İSMAİL SARIÇAY

E-Posta: isaricay@gmail.com

İSRAİL VAHŞET VE KATLİAMIN TEMSİLCİSİDİR

Korsanlıkla ilgili çok hikâye okumuş ve dinlemişizdir.

Korsanlar açık denizlerde seyreden savunmasız gemilere saldırırlar.

Gemide kim varsa genellikle kuşuna dizerler, öldürürler, soyarlar soğana çevirirler.

Onların kanunları da nizamları da yoktur.

Ahlaki ve insani hiçbir endişeleri de mevcut değildir.

Çünkü onlar insanlık değerleriyle barışık değillerdir.

Peki, böyle saldırıları bir devlet yapar mı?

Devlet olan devlet elbette yapmaz, yapamaz.

Ancak İsrail bu korsanlara rahmet okuturcasına saldırılar gerçekleştirdi.

Böylece devlet gibi devlet olmadığını da göstermiş oldu.

İsrail, uluslararası bir yardım kuruluşunun Abluka altındaki Gazze’ye gemilerle yardım götürürken, uluslararası sularda saldırdı.

Vahşet ve katliamlar gerçekleştirdi.

Vahşice cinayetler işledi.

Bu vahşet, katliam ve cinayetler cezasız kalmamalıdır.

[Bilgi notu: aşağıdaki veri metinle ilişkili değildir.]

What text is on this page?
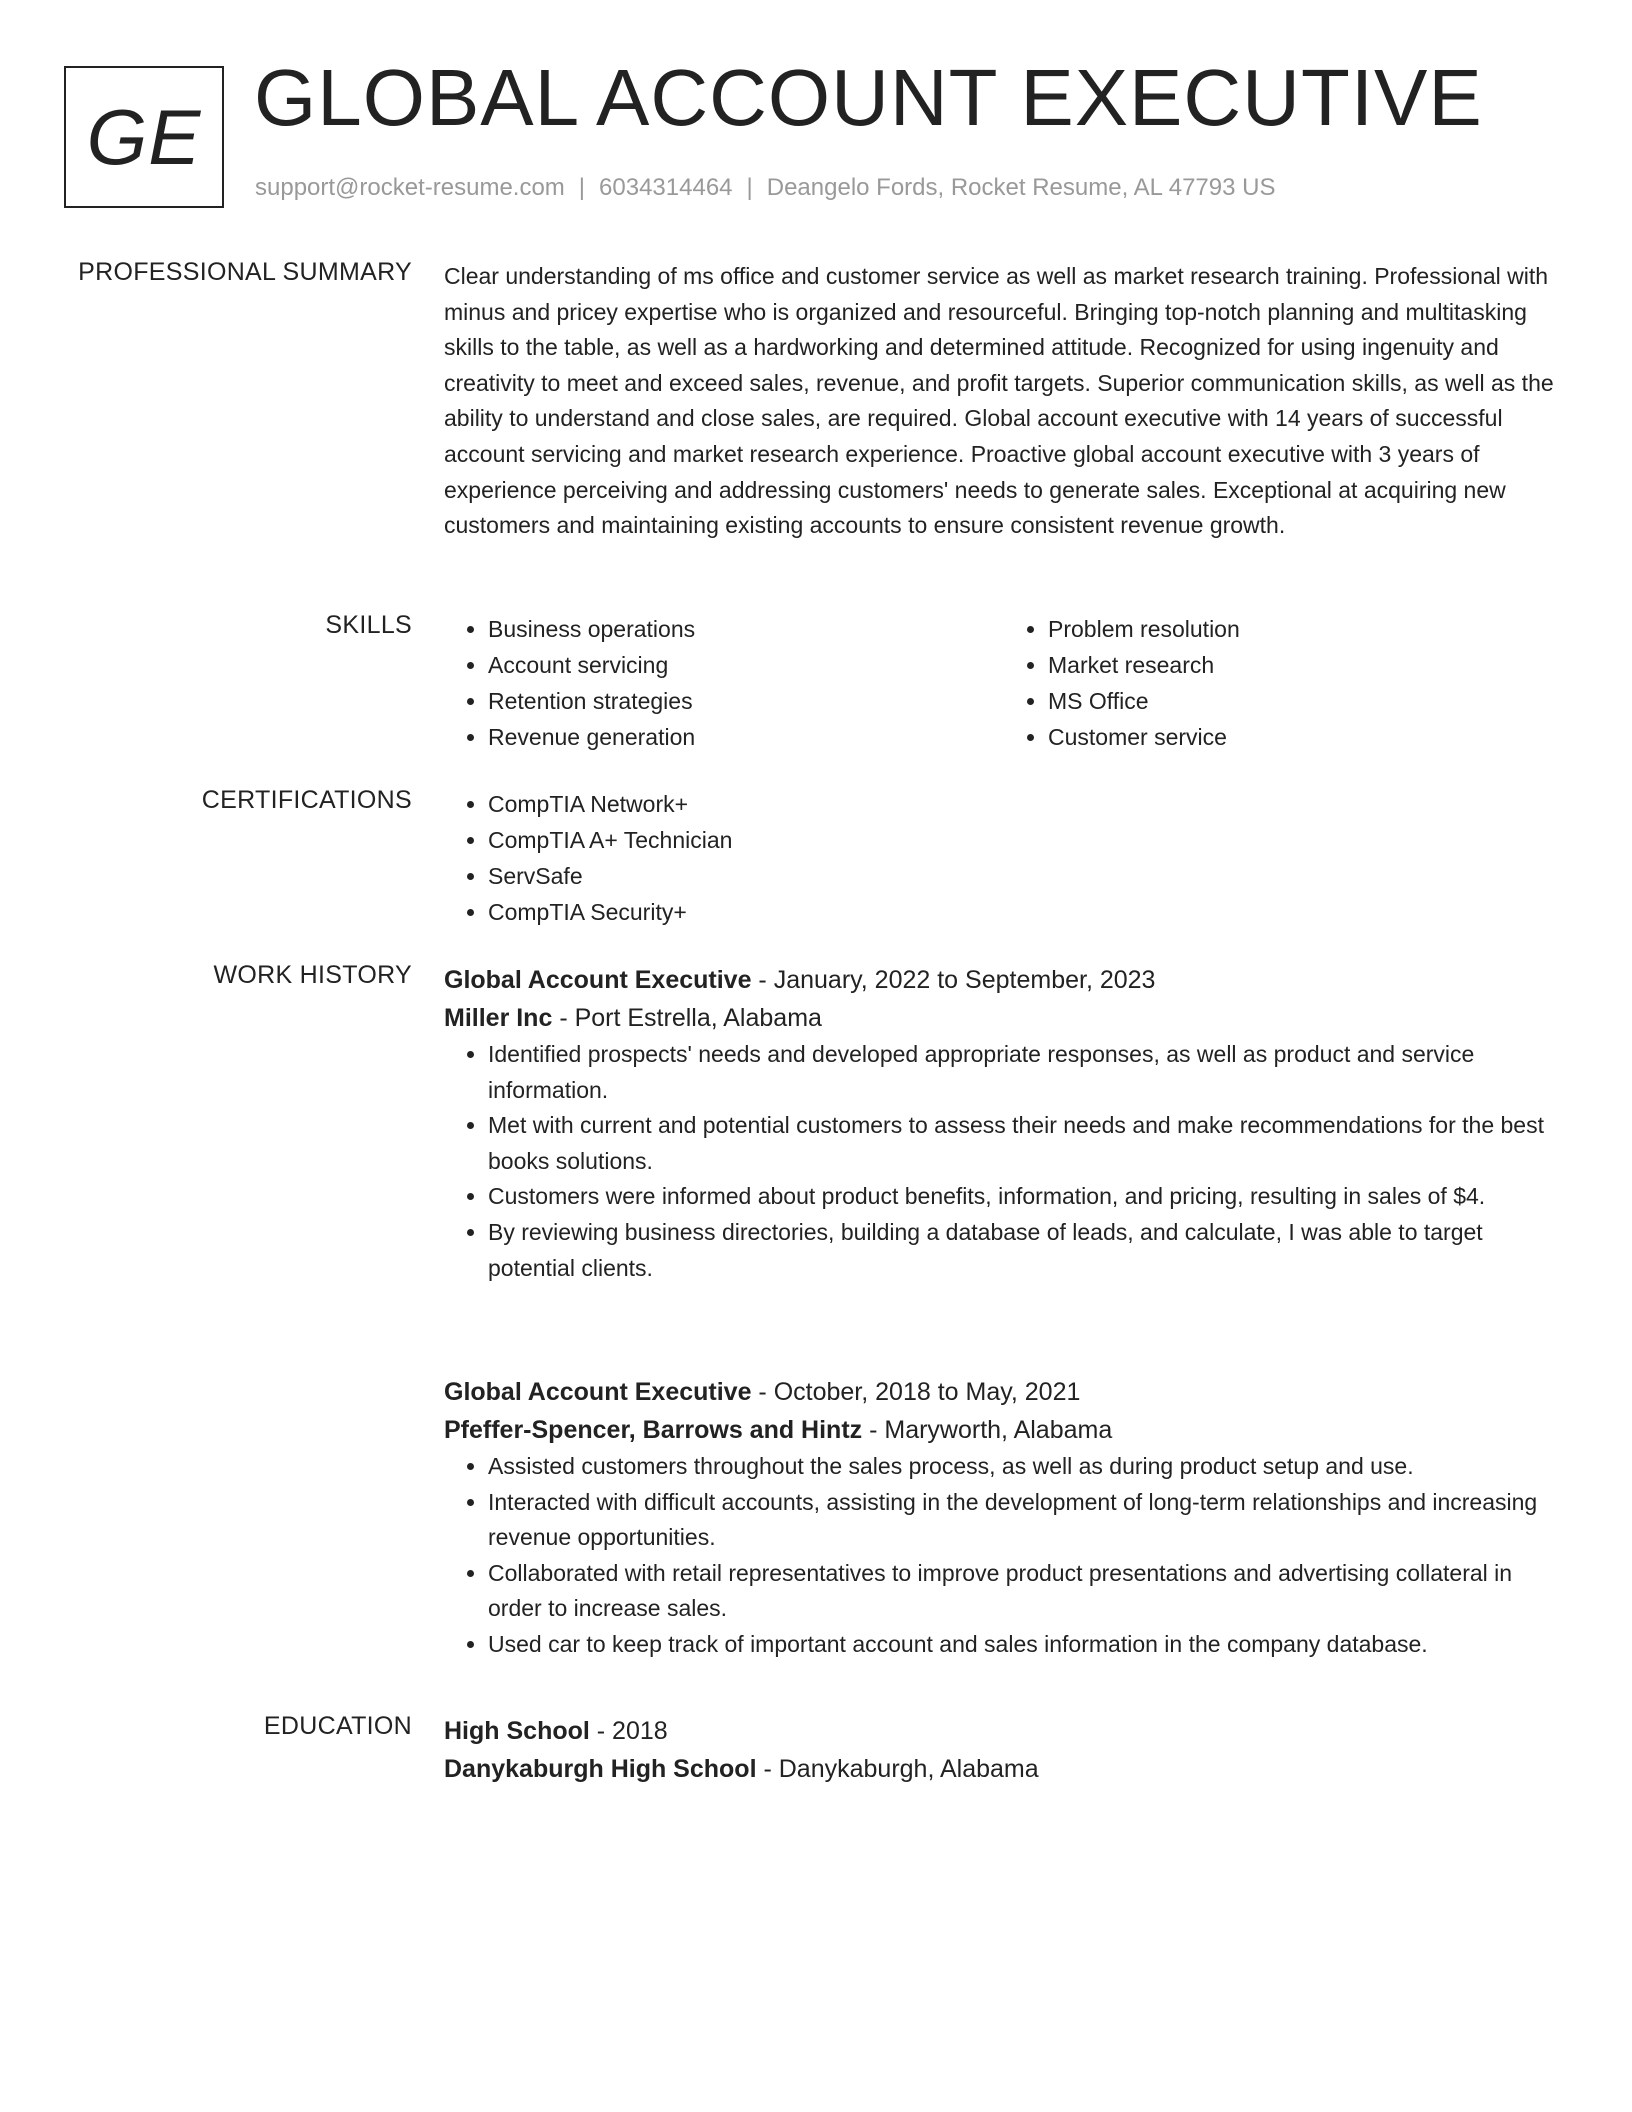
GE GLOBAL ACCOUNT EXECUTIVE
support@rocket-resume.com | 6034314464 | Deangelo Fords, Rocket Resume, AL 47793 US
PROFESSIONAL SUMMARY Clear understanding of ms office and customer service as well as market research training. Professional with minus and pricey expertise who is organized and resourceful. Bringing top-notch planning and multitasking skills to the table, as well as a hardworking and determined attitude. Recognized for using ingenuity and creativity to meet and exceed sales, revenue, and profit targets. Superior communication skills, as well as the ability to understand and close sales, are required. Global account executive with 14 years of successful account servicing and market research experience. Proactive global account executive with 3 years of experience perceiving and addressing customers' needs to generate sales. Exceptional at acquiring new customers and maintaining existing accounts to ensure consistent revenue growth.

SKILLS	• Business operations
• Account servicing
• Retention strategies
• Revenue generation
• Problem resolution
• Market research
• MS Office
• Customer service
CERTIFICATIONS	• CompTIA Network+
• CompTIA A+ Technician
• ServSafe
• CompTIA Security+
WORK HISTORY Global Account Executive - January, 2022 to September, 2023
Miller Inc - Port Estrella, Alabama
• Identified prospects' needs and developed appropriate responses, as well as product and service information.
• Met with current and potential customers to assess their needs and make recommendations for the best books solutions.
• Customers were informed about product benefits, information, and pricing, resulting in sales of $4.
• By reviewing business directories, building a database of leads, and calculate, I was able to target potential clients.
Global Account Executive - October, 2018 to May, 2021
Pfeffer-Spencer, Barrows and Hintz - Maryworth, Alabama
• Assisted customers throughout the sales process, as well as during product setup and use.
• Interacted with difficult accounts, assisting in the development of long-term relationships and increasing revenue opportunities.
• Collaborated with retail representatives to improve product presentations and advertising collateral in order to increase sales.
• Used car to keep track of important account and sales information in the company database.
EDUCATION High School - 2018
Danykaburgh High School - Danykaburgh, Alabama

Uluslararası kuruluşlar mutlaka bu saldırganlığı cezalandırmalıdır.

Birleşmiş milletler güvenlik konseyi bu durumu kınamakla geçiştiremez.

Nasıl Libya, Irak vb. ülkelere ekonomik, siyasi vb. sıkı ambargo ve abluka uygulamışsa İsrail’e de aynı sertlikte müeyyideler uygulamalıdır.

İnsanlık vicdanı ayrım yapılmadığını böylece mutlaka görmelidir.

Aksi takdirde bu vahşi ve yapay devlet önümüzdeki günlerde tüm dünyayı ateşe verebilir.

Ortadoğu ve dünya barışı bu saldırgan, kural tanımaz terörist devlet tarafından tehlikeye atılabilir.

Tüm dünya ülkeleri artık bunun farkına varmalıdır.

Başta ABD olmak üzere İsrail’e kol kanat gerenler de bu korumacılıktan derhal vazgeçmelidirler.

Yoksa yapılan vahşet, katliam ve soykırım uygulamalarına ortak olmaktan kaçamazlar.

Çünkü İsrail vahşet, katliam ve cinayetlerin temsilcisi olan bir devlet haline gelmiştir.

Son olarak uluslararası yardım konvoyuna yaptığı saldırılarla da korsan devlet olduğunu bir daha göstermiştir.